The idea for Caminos in Finance came from Scott López, Vice President of Human Resources & Organizational Development at Centro Hispano, who wanted to create a career program to address the need for diversity in the financial services sector in Wisconsin’s second most populated city.
In 2016, he began to design Caminos in Finance using the UnidosUS Bilingual Bank Teller Training Curriculum and consulted with local banks that already had relationships with Centro Hispano. The program had three goals: train future employees, build up a diverse workforce, and let participants earn college credits from their training and work with local credit unions.
Through this new program, Centro Hispano forged strong relationships with employers to help them create a more diverse and inclusive workplace. In turn, employers support the program financially, donate equipment (like bank teller stations), conduct mock interviews, teach classes, and provide input so that the program remains relevant to market needs.
Employer partners also have made their workplaces more welcoming to new diverse staff, including through mentorship opportunities and affinity groups for new hires. These efforts are bridging the cultural divide (between the employers and participants), instilled greater confidence in participants transitioning to the workforce, and helped them find success in their new jobs.
The successful partnerships between Centro Hispano and committed employers have changed lives. One student, Jose*, was earning minimum wage working as a parking valet when he learned about the program from a community partner. He was eager to find a job that would pay more and lead to a fulfilling career and felt that this was a great opportunity.
Although he had a longstanding passion for finance, he had faced some barriers to education and employment that prevented him from turning this passion into a career. The Caminos in Finance program provided Jose a supportive environment that allowed him to channel his interests and within weeks gain in-demand skills he could use to start a new career.

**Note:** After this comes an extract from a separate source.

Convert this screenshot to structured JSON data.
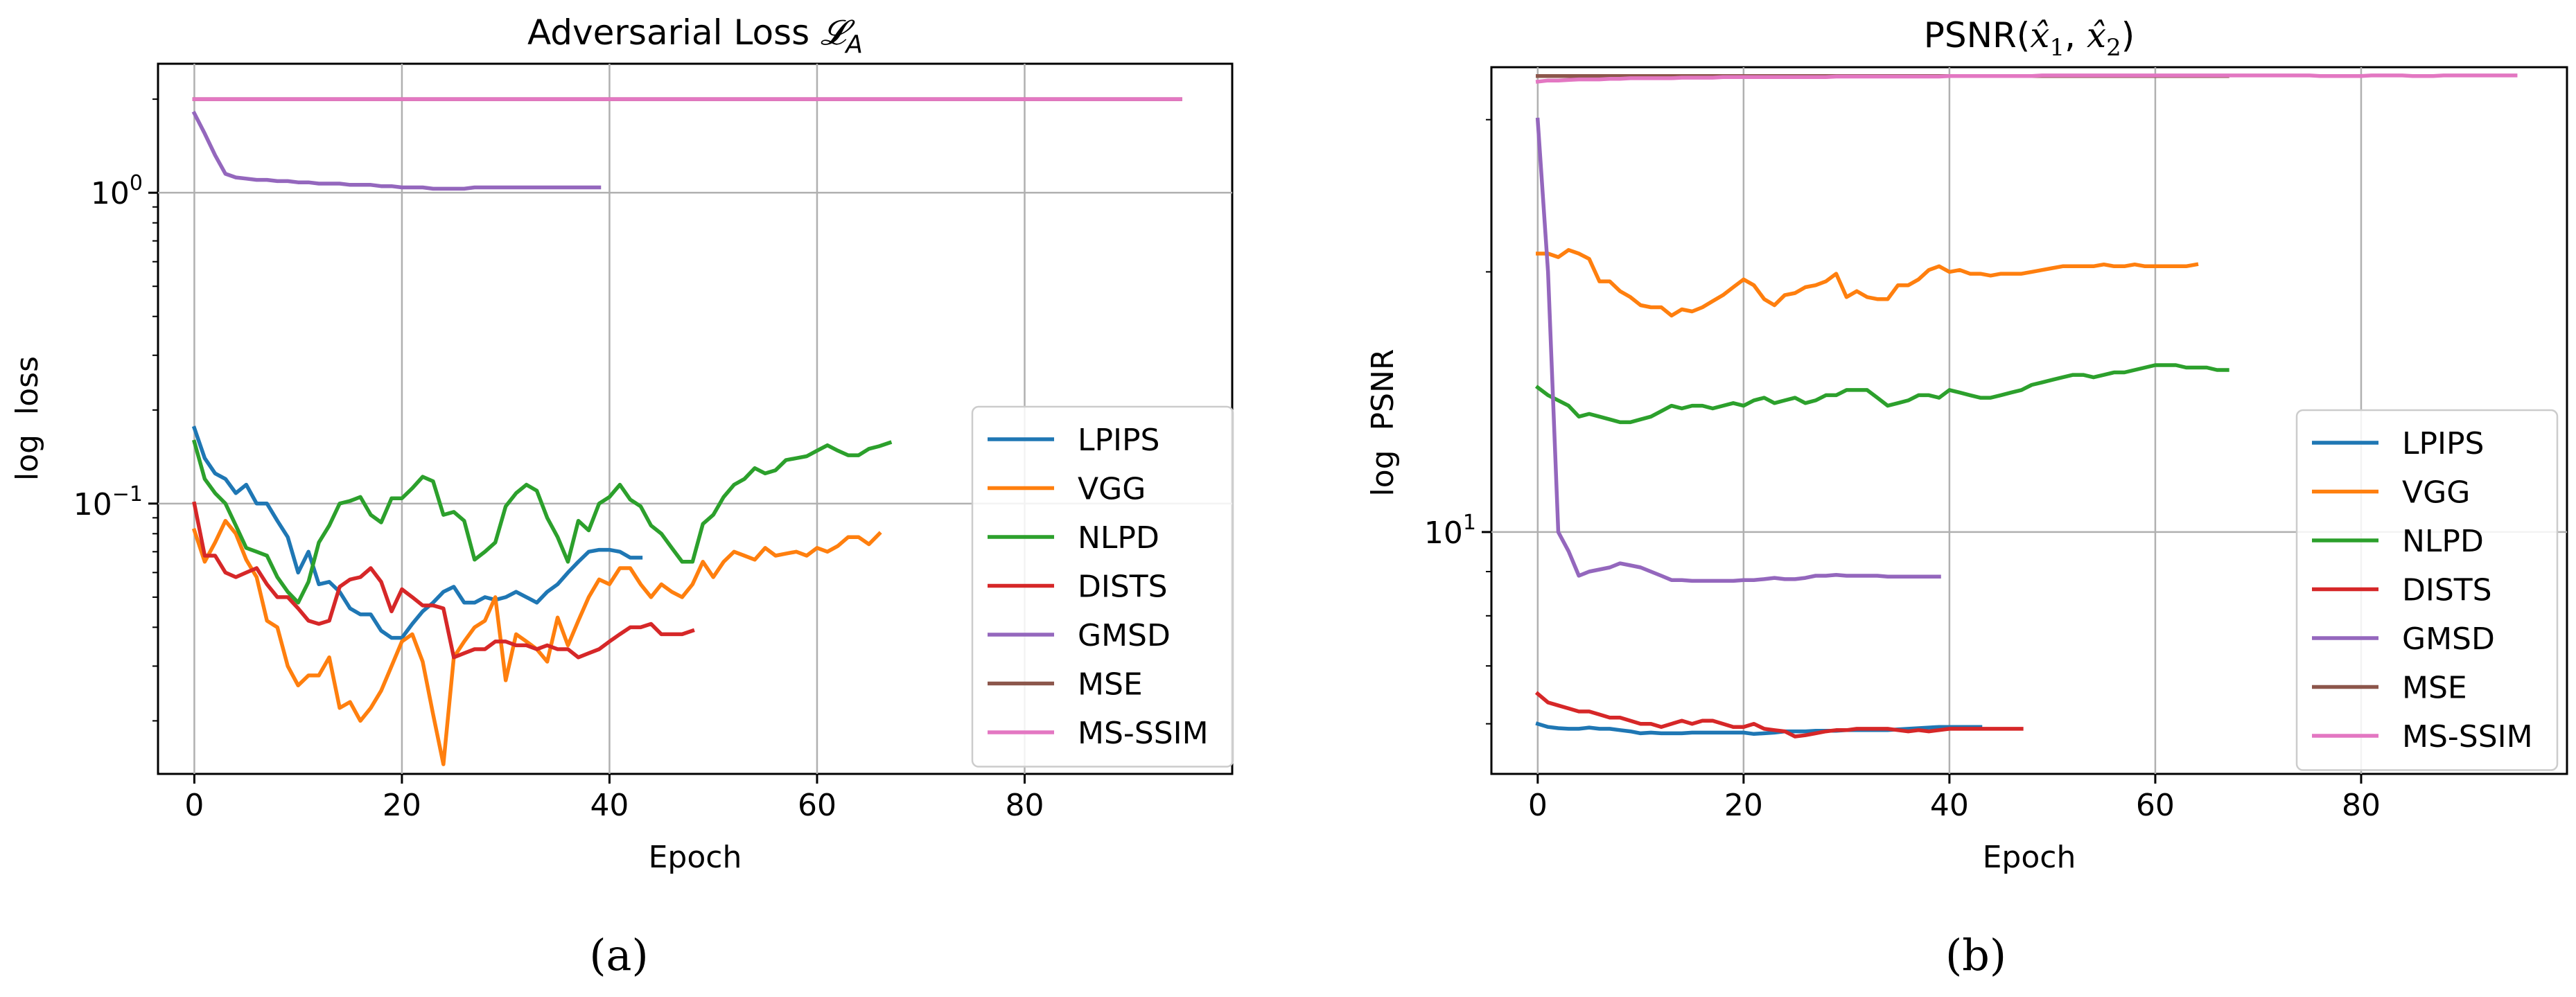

Upon graduation, Jose’s new skills and outgoing personality led him to acquire a job as a Universal Banker at Summit Credit Union. With support from Centro Hispano, he is now on a career path that he is passionate about and that will lead to long-term economic advancement.
Participant success stories like Jose’s are a testament to the program’s success, and they have encouraged Centro Hispano to expand the program. As they serve their seventh class of students, staff continue to set high goals: strengthen partnerships and funding, increase the number of program graduates, and develop mentoring opportunities between program graduates and current students.